Most methods for single-cell transcriptome sequencing amplify the termini of polyadenylated transcripts, capturing only a small fraction of the total cellular transcriptome. This precludes the detection of many long non-coding, short non-coding and non-polyadenylated protein-coding transcripts and hinders alternative splicing analysis.
A team led by researchers at the Hubrecht Institute-KNAW has now developed VASA-seq to detect the total transcriptome in single cells, which is enabled by fragmenting and tailing all RNA molecules subsequent to cell lysis. The method is compatible with both plate-based formats and droplet microfluidics. The researchers applied VASA-seq to more than 30,000 single cells in the developing mouse embryo during gastrulation and early organogenesis. Analyzing the dynamics of the total single-cell transcriptome, they discovered cell type markers, many based on non-coding RNA, and performed in vivo cell cycle analysis via detection of non-polyadenylated histone genes. RNA velocity characterization was improved, accurately retracing blood maturation trajectories. Moreover, our VASA-seq data provide a comprehensive analysis of alternative splicing during mammalian development, which highlighted substantial rearrangements during blood development and heart morphogenesis.

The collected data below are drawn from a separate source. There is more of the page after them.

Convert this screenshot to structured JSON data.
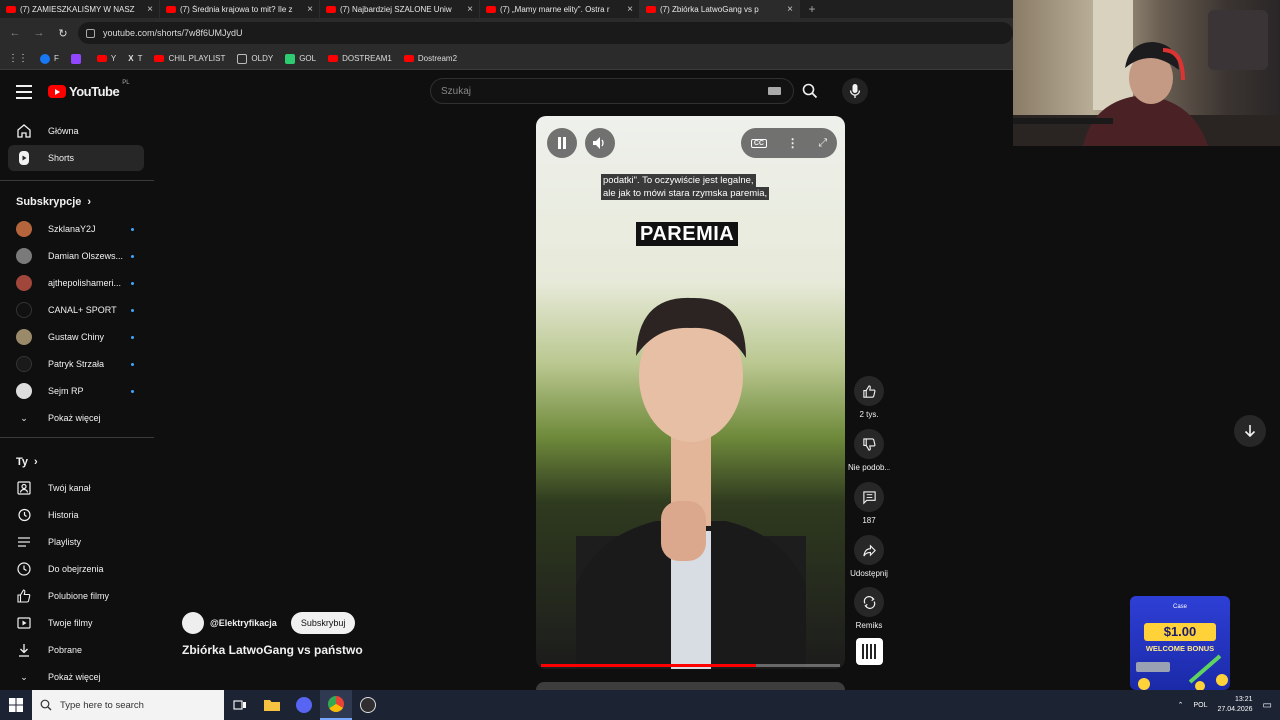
{
  "browser": {
    "tabs": [
      {
        "label": "(7) ZAMIESZKALIŚMY W NASZ"
      },
      {
        "label": "(7) Średnia krajowa to mit? Ile z"
      },
      {
        "label": "(7) Najbardziej SZALONE Uniw"
      },
      {
        "label": "(7) „Mamy marne elity\". Ostra r"
      },
      {
        "label": "(7) Zbiórka LatwoGang vs p"
      }
    ],
    "url": "youtube.com/shorts/7w8f6UMJydU",
    "bookmarks": [
      {
        "label": "F",
        "color": "#1877f2"
      },
      {
        "label": "",
        "color": "#9146ff"
      },
      {
        "label": "Y",
        "color": "#ff0000"
      },
      {
        "label": "T",
        "color": "#ffffff"
      },
      {
        "label": "CHIL PLAYLIST",
        "color": "#ff0000"
      },
      {
        "label": "OLDY",
        "color": "#aaaaaa"
      },
      {
        "label": "GOL",
        "color": "#2ecc71"
      },
      {
        "label": "DOSTREAM1",
        "color": "#ff0000"
      },
      {
        "label": "Dostream2",
        "color": "#ff0000"
      }
    ]
  },
  "youtube": {
    "logo": "YouTube",
    "region": "PL",
    "search_placeholder": "Szukaj"
  },
  "sidebar": {
    "main": [
      {
        "label": "Główna",
        "icon": "home-icon"
      },
      {
        "label": "Shorts",
        "icon": "shorts-icon",
        "active": true
      }
    ],
    "subs_header": "Subskrypcje",
    "subs": [
      {
        "label": "SzklanaY2J",
        "color": "#b5653c"
      },
      {
        "label": "Damian Olszews...",
        "color": "#7a7a7a"
      },
      {
        "label": "ajthepolishameri...",
        "color": "#a0463a"
      },
      {
        "label": "CANAL+ SPORT",
        "color": "#111111"
      },
      {
        "label": "Gustaw Chiny",
        "color": "#9a8a6a"
      },
      {
        "label": "Patryk Strzała",
        "color": "#1a1a1a"
      },
      {
        "label": "Sejm RP",
        "color": "#dddddd"
      }
    ],
    "show_more_1": "Pokaż więcej",
    "you_header": "Ty",
    "you": [
      {
        "label": "Twój kanał",
        "icon": "user-icon"
      },
      {
        "label": "Historia",
        "icon": "history-icon"
      },
      {
        "label": "Playlisty",
        "icon": "playlist-icon"
      },
      {
        "label": "Do obejrzenia",
        "icon": "clock-icon"
      },
      {
        "label": "Polubione filmy",
        "icon": "thumbs-up-icon"
      },
      {
        "label": "Twoje filmy",
        "icon": "video-icon"
      },
      {
        "label": "Pobrane",
        "icon": "download-icon"
      }
    ],
    "show_more_2": "Pokaż więcej"
  },
  "video": {
    "caption_line1": "podatki\". To oczywiście jest legalne,",
    "caption_line2": "ale jak to mówi stara rzymska paremia,",
    "big_word": "PAREMIA",
    "progress": 0.72,
    "channel": "@Elektryfikacja",
    "subscribe": "Subskrybuj",
    "title": "Zbiórka LatwoGang vs państwo"
  },
  "actions": {
    "likes": "2 tys.",
    "dislike": "Nie podob...",
    "comments": "187",
    "share": "Udostępnij",
    "remix": "Remiks"
  },
  "ad": {
    "brand": "Case",
    "price": "$1.00",
    "bonus": "WELCOME BONUS"
  },
  "taskbar": {
    "search_placeholder": "Type here to search",
    "lang": "POL",
    "time": "13:21",
    "date": "27.04.2026"
  },
  "colors": {
    "accent": "#ff0000",
    "background": "#0f0f0f",
    "link": "#3ea6ff"
  }
}
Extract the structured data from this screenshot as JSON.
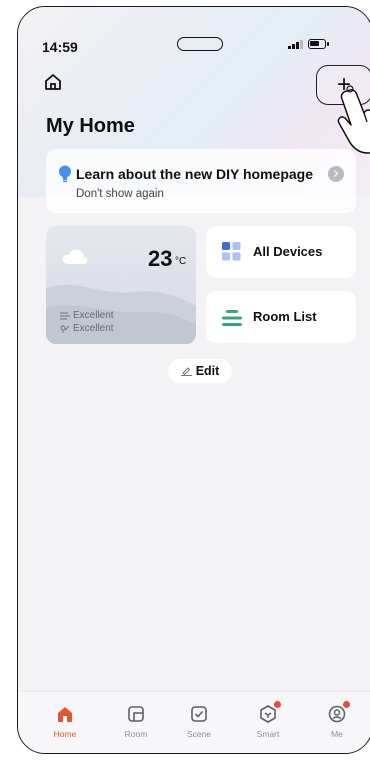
{
  "status_bar": {
    "time": "14:59"
  },
  "header": {
    "title": "My Home",
    "add_label": "+"
  },
  "banner": {
    "title": "Learn about the new DIY homepage",
    "subtitle": "Don't show again"
  },
  "weather": {
    "temperature": "23",
    "unit": "°C",
    "air_quality": "Excellent",
    "humidity": "Excellent"
  },
  "tiles": {
    "all_devices": "All Devices",
    "room_list": "Room List"
  },
  "edit_label": "Edit",
  "tabs": [
    {
      "label": "Home",
      "icon": "home-icon",
      "active": true
    },
    {
      "label": "Room",
      "icon": "room-icon"
    },
    {
      "label": "Scene",
      "icon": "scene-icon"
    },
    {
      "label": "Smart",
      "icon": "smart-icon",
      "badge": true
    },
    {
      "label": "Me",
      "icon": "me-icon",
      "badge": true
    }
  ],
  "colors": {
    "accent": "#e4572e",
    "badge": "#e84b3a",
    "bulb": "#4b8df0",
    "list_icon": "#3aa37c"
  }
}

Overview of the VASA-seq workflow and benchmarking against
other state-of-the-art methodologies
a, Overview of the VASA-seq single-cell molecular workflow. Single cells are lysed, and RNA is fragmented. Fragments are repaired and polyadenylated, followed by reverse transcription (RT) using barcoded oligo-dT primers. The cDNA is made double stranded and amplified using IVT. aRNA is depleted of rRNA, and libraries are finalized by ligation, RT and PCR, which leave fragments ready for sequencing. b, Picture illustrating the single-cell encapsulation process using droplet microfluidics. The single cells (green) are co-encapsulated with a barcoded bead (purple), lysis and fragmentation mix (blue), and compartmentalization is achieved with the addition of fluorinated surfactant oil (red) at the flow-focusing junction. c, Picture illustrating the picoinjection of reagents (green) to single-cell lysates (light blue/purple). The droplet surface tension is perturbed using an electric field that allows for the subsequent additions of end repair/poly(A) and RT mix. d, Cross-contamination test for VASA-drop was carried out using HEK293T cells (human) and mouse embryonic stem cells (mouse). Barcodes with more than 25% of detected UFIs belonging to the other species were considered doublets/mixed (red). Detected barcodes with low UFIs (<7,500) were discarded (gray). The remainder were assigned to either human (magenta) or mouse (blue). e, Gene body coverage comparison along protein-coding genes. VASA-seq showed even coverage, whereas 10x, Smart-seq-total and Smart-seq3 had a bias toward transcript termini (3′ or 5′ and 3′, respectively). f, The number of detected annotated genes in HEK293T cells, for each method, is plotted against the number of reads (after quality filtering, adapter removal and homopolymer trimming) per cell across different downsampling thresholds. The saturation curves showed that VASA-seq was the most sensitive of the methods. Curvature of gene detection indicated that full complexity was not reached for the method when 75,000 reads were allocated to each cell. Only cells that were sequenced to at least 75,000 reads were used (VASA-plate: n = 174, VASA-drop: n = 376, Smart-seq3: n = 113, Smart-seq-total = 260, 10x Chromium: n = 288).